Data regarding hormonal therapy for acne is plentiful, with no one oral contraceptive pill standing apart from others. The discussion of hormonal therapy will also address appropriate patient selection and the use of spironolactone as an off-label treatment for acne.

The role of diet in acne still is not clear, with no obvious dietary triggers in most patients, Dr. Schlosser said. However, the presentation will look at data that reviews a high glycemic index and skim milk in dairy products as possible triggers for acne.

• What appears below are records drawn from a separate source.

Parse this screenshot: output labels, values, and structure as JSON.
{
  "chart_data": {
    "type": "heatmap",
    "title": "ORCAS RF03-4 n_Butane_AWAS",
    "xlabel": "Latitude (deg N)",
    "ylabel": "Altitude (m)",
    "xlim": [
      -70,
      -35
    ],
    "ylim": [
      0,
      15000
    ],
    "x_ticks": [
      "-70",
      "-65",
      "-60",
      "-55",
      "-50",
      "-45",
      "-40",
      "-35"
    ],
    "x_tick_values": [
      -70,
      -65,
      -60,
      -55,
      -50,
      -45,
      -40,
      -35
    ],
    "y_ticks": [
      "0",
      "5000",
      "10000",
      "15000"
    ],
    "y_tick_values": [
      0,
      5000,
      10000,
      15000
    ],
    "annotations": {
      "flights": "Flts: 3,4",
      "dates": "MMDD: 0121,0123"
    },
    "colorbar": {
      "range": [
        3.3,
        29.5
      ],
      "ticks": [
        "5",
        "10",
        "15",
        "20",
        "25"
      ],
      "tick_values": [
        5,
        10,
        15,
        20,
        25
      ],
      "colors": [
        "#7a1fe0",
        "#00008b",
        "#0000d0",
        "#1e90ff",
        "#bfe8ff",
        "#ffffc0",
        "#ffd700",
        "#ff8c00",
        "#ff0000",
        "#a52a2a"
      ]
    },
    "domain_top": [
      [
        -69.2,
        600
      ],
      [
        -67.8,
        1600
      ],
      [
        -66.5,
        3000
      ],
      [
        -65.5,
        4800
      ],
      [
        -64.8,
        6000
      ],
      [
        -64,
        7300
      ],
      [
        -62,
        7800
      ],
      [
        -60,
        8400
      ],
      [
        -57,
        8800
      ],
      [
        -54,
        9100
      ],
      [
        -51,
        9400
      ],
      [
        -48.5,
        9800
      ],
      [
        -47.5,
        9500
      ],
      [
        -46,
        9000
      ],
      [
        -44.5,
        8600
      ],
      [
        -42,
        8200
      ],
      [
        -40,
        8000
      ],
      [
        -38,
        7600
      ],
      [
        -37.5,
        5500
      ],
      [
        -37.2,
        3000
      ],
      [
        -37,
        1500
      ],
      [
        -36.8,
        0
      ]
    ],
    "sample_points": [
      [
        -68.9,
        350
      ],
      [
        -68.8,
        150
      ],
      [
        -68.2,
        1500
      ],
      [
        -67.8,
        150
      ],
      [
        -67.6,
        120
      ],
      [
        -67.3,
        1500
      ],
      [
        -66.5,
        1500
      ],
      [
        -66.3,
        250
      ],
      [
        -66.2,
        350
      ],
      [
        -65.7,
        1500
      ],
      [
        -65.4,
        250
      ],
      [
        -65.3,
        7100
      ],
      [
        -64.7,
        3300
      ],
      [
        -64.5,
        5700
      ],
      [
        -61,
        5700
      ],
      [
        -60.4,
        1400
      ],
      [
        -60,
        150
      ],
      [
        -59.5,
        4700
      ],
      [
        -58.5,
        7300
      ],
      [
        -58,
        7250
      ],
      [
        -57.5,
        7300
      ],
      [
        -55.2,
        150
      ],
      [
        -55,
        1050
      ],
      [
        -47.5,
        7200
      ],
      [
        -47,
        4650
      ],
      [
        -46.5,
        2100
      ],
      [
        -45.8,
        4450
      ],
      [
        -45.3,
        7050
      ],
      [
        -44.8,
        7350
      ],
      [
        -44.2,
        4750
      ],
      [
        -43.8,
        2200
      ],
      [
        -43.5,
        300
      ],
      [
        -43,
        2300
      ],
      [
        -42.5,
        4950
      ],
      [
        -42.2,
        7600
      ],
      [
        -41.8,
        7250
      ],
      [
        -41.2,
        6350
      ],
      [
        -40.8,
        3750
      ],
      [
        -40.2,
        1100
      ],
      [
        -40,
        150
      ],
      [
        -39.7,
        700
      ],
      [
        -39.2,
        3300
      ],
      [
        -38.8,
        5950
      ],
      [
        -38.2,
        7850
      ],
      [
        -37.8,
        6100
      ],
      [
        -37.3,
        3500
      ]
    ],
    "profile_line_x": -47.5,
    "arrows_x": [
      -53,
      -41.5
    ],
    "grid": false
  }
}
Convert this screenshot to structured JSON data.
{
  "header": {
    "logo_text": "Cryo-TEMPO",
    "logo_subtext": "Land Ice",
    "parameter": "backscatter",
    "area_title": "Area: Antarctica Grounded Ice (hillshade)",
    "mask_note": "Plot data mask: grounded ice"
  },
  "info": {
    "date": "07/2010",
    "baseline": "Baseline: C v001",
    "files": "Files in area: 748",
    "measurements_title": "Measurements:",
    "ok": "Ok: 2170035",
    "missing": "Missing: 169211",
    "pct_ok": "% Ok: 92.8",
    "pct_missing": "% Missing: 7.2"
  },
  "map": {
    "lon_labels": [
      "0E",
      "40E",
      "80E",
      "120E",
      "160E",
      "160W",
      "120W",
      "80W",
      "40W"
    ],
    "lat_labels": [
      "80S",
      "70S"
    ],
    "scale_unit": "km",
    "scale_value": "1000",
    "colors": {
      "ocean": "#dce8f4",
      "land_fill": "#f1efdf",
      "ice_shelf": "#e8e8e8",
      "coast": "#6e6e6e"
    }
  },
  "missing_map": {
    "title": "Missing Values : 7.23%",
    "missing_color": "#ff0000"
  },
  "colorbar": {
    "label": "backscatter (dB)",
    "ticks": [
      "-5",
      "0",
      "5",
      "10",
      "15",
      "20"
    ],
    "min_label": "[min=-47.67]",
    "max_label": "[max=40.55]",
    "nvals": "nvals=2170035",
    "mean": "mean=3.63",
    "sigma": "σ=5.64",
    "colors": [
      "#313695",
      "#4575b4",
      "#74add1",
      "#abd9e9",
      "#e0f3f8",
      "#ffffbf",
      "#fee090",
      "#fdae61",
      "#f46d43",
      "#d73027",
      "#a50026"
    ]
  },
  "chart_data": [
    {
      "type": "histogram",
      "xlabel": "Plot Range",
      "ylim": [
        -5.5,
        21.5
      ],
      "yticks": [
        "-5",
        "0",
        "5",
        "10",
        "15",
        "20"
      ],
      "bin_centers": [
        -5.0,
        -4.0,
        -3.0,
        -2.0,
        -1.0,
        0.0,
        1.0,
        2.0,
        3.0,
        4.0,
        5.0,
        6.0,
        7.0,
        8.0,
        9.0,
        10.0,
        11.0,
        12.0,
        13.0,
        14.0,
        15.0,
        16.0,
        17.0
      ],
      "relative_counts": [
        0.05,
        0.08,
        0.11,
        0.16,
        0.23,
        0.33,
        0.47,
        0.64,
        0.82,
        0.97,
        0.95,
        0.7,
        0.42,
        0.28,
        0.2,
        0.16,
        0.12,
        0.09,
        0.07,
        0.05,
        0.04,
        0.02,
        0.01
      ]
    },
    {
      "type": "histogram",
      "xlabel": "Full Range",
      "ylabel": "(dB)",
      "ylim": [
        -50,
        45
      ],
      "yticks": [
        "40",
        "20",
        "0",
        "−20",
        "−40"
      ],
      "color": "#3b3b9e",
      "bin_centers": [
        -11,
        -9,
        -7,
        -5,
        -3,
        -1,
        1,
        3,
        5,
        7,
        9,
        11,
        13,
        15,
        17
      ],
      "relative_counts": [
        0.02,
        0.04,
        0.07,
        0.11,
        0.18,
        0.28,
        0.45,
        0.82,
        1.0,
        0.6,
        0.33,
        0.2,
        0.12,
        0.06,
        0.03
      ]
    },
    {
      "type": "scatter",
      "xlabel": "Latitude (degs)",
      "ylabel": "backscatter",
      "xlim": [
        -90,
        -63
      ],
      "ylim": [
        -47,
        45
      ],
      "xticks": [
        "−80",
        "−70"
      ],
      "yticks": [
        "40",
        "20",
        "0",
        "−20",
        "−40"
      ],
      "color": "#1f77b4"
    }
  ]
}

The final presentation will explore physical modalities, such as chemical peels, lasers, and light therapy, but the guidelines note too much variability in procedures and outcomes to advocate their use, she said.

“The guidelines do recommend that you can consider those physical modalities of treatment as adjuvant in patients with acne or those who are not eligible for other therapies, but they should not replace standard-of-care therapy,” Dr. Schlosser said.

Most importantly, the new guideline recommendations differ from the previous guidelines by advocating for a greater emphasis on using topical retinoids both during and following oral antibiotics as maintenance therapy, she said.

“The guidelines are most helpful in terms of identifying what gaps there are in terms of the evidence in existence. They are not supposed to handcuff anyone, but are supposed to provide guidance,” Dr. Scholsser said.